Рана моя не заживала долго. Полгода гноилась. Возили меня в город к врачу. Оказалось, что копьё задело ребро. Поэтому я долго кашлял и температурил. Мать смазывала рану керосином, прикладывала листья какой-то травы. Вот так, Василёк, этот шрам у меня и появился. На всю жизнь остался он как память о трудных временах, страшных событиях, что украли и моё и моих сверстников детство.
- Как украли? – удивился Вася.
- Страна украла. Война украла. Семьи жили в тревоге и страхе за себя и за своих детей и работали не покладая рук от темна до темна. Рядом со взрослыми трудились и дети. Ну вот смотри, Василёк, попросила тебя мама свет в комнате включить. Ты подходишь к выключателю, щелкаешь, и загорается свет. Становится светло и уютно. И ты садишься играть в солдатиков. Когда же я был таким, как ты, и мама приказывала мне зажечь керосиновую лампу, то я сначала должен был проверить, есть ли в ней керосин, наладить фитиль. Потом протирал от копоти стекло лампы, а только затем зажигал её. И не просто спичкой чиркал (спички тогда в цене были). Надо было разжечь лучинку от печки, а от лучины фитиль в лампе.
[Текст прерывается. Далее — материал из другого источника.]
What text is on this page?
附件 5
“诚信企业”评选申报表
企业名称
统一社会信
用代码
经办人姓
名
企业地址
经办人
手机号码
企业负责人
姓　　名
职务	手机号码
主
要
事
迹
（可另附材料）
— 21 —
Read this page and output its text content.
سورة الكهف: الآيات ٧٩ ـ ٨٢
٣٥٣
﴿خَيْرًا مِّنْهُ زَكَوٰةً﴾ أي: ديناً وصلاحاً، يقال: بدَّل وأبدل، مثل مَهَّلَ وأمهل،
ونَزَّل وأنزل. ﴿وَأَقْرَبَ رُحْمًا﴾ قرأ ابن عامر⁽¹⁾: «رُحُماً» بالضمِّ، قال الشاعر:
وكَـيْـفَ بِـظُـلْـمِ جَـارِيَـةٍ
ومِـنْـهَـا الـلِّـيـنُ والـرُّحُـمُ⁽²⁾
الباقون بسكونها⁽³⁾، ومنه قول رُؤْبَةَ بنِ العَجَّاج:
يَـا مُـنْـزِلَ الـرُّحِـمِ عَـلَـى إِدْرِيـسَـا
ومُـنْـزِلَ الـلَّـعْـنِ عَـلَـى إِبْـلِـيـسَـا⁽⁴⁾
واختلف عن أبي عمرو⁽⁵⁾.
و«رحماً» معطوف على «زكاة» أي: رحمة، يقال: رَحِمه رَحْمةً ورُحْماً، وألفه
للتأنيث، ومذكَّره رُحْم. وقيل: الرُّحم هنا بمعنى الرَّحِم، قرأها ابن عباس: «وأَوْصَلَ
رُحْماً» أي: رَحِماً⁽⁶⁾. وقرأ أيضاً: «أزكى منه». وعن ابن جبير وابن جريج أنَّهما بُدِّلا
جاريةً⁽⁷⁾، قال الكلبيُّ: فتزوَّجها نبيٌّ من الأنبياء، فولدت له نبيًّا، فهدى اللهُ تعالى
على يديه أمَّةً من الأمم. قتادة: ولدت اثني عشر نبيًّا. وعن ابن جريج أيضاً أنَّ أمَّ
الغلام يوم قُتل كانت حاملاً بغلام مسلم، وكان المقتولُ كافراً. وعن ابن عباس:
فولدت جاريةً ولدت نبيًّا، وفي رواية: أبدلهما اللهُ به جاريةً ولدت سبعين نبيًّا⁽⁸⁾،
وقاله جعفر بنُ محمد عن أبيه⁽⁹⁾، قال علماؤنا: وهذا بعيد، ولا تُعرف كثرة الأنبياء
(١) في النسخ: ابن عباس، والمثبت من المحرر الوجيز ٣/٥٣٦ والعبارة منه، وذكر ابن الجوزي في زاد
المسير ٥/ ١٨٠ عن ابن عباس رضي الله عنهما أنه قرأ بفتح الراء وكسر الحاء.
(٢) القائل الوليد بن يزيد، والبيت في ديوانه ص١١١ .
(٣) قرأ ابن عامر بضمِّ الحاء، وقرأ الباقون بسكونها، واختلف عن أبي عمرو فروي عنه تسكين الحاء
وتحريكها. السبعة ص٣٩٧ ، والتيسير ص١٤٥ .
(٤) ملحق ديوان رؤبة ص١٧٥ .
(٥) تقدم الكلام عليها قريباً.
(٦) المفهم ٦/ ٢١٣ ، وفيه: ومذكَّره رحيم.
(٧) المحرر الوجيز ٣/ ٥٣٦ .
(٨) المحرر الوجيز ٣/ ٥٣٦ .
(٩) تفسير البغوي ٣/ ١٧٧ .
Дед бросил в топку потухшую папиросу и помолчав продолжил:
- Твои отец с матерью родились накануне войны, которую потом назвали Отечественной. Она тоже опалила их детство. Если не сказать, что сожгла.
- Как это сожгла? – Вася округлил глаза.
Дед взял полено и бросил его в топку. Пламя охватило сухую древесину со всех сторон. Вскоре на месте полена появились угли. – Вот так детство и сгорело. И я, и твои родители – люди военного поколения.
- Дедуль, а у меня детство никто не украдёт? – почему-то тихо спросил мальчик.
- Нет, не украдет, у тебя оно уже есть и будет! А когда вырастишь, живи так, чтобы и у твоих детей его никто не украл.